Published Date : 20/06/2025
Apple (AAPL) has been a dominant force in the smartphone era, thanks to the iPhone. However, the tech giant is now facing significant challenges in the age of artificial intelligence (AI), cloud computing, and mixed reality. The recent flop of the Vision Pro virtual reality headset and the company's slow progress in consumer AI have raised concerns. It's time to consider alternative investments in the AI space, specifically in Taiwan Semiconductor Manufacturing (TSMC) and ASML.
Apple's lagging innovation has been a growing concern. Revenue growth has been stagnant for years, and while the iPhone remains a top product, the market is maturing. Ancillary products like the Apple Watch and AirPods, though successful, are not enough to significantly impact the company's massive market capitalization of $3 trillion. Management claims to be working on new innovations, but the results have been underwhelming. The iPhone's yearly updates are increasingly similar, and the company's AI features are minimal compared to rivals like Alphabet, Amazon, and Meta Platforms. The Vision Pro virtual reality headset, which was highly anticipated, has not met expectations. As a result, Apple's revenue growth has slowed, and the stock's valuation, with a P/E ratio of 31, seems expensive given its current growth prospects.
In contrast, TSMC and ASML are two companies benefiting immensely from the rising demand for AI. TSMC is a leading manufacturer of computer chips, supplying to companies like Nvidia. It is one of the few companies capable of producing advanced computer chips at scale, making it a critical player in the AI industry. In the last quarter, TSMC's revenue grew by 35% year over year, and it is expected to grow by 36% in 2025. The stock trades at a P/E ratio of 28, which is more reasonable compared to Apple's valuation.
ASML, another key player in the semiconductor supply chain, supplies advanced lithography machines to TSMC and other chip manufacturers. ASML's extreme ultraviolet lithography technology is essential for producing ultrafast computer chips, giving it significant pricing power. In the last quarter, ASML's revenue grew by 46% year over year to $8.38 billion, and it is expected to grow by 20% in 2025. The stock's P/E ratio is similar to Apple's, making it an attractive investment.
Both TSMC and ASML are growing rapidly and are trading at reasonable valuations. Apple, on the other hand, faces increasing competitive risks and potential legal challenges that could impact its earnings power. The company's huge annual payment to Google to be the default search engine on Apple devices may be deemed illegal, and the App Store is now being forced to open up to other payment providers, which could reduce Apple's 30% take rate on mobile purchases.
In conclusion, while Apple has been a stalwart in the tech industry, its growth and innovation have slowed. TSMC and ASML, on the other hand, are well-positioned to capitalize on the AI revolution. Consider selling Apple stock and investing in these two promising AI stocks to gain exposure to cutting-edge technology and ride the AI wave.
Q: Why is Apple's growth slowing down?
A: Apple's growth has slowed due to the maturing smartphone market, lack of significant innovation in consumer AI, and the underwhelming performance of products like the Vision Pro virtual reality headset. The company's revenue growth is projected to be only 4% this year, primarily driven by software and services.
Q: What makes TSMC a good investment?
A: TSMC is a leading manufacturer of advanced computer chips, which are essential for AI and datacenter applications. The company's revenue is growing at a rapid pace, with a 35% year-over-year increase in the last quarter and an expected 36% growth in 2025. TSMC's stock trades at a reasonable P/E ratio of 28.
Q: How does ASML contribute to the AI industry?
A: ASML is the only company in the world capable of producing extreme ultraviolet lithography machines, which are crucial for manufacturing ultrafast computer chips. ASML's revenue grew by 46% year over year to $8.38 billion, and it is expected to grow by 20% in 2025, making it a key player in the AI and semiconductor industry.
Q: What are the potential risks for Apple?

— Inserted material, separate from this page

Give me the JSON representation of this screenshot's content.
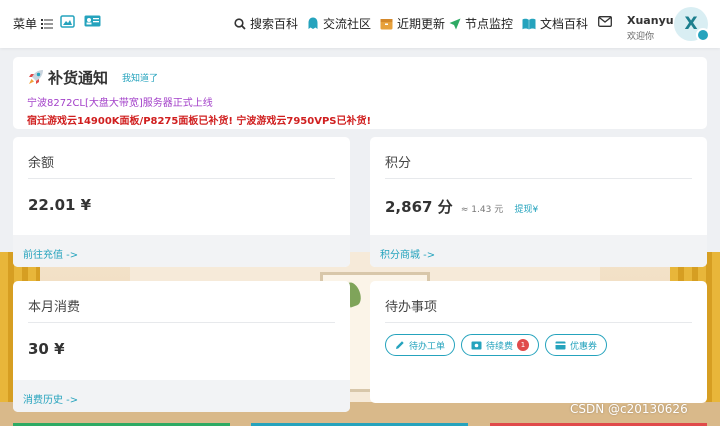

A: Apple faces several risks, including legal challenges to its App Store policies and the potential illegal status of its annual payment to Google for being the default search engine. These issues could impact Apple's earnings power and market position.
Q: Why should I consider selling Apple and buying TSMC and ASML?
A: TSMC and ASML are growing rapidly and are well-positioned to benefit from the AI revolution. They offer more attractive growth prospects and reasonable valuations compared to Apple, which is facing stagnating growth and competitive risks. Investing in TSMC and ASML can provide exposure to cutting-edge technology and the potential for higher returns.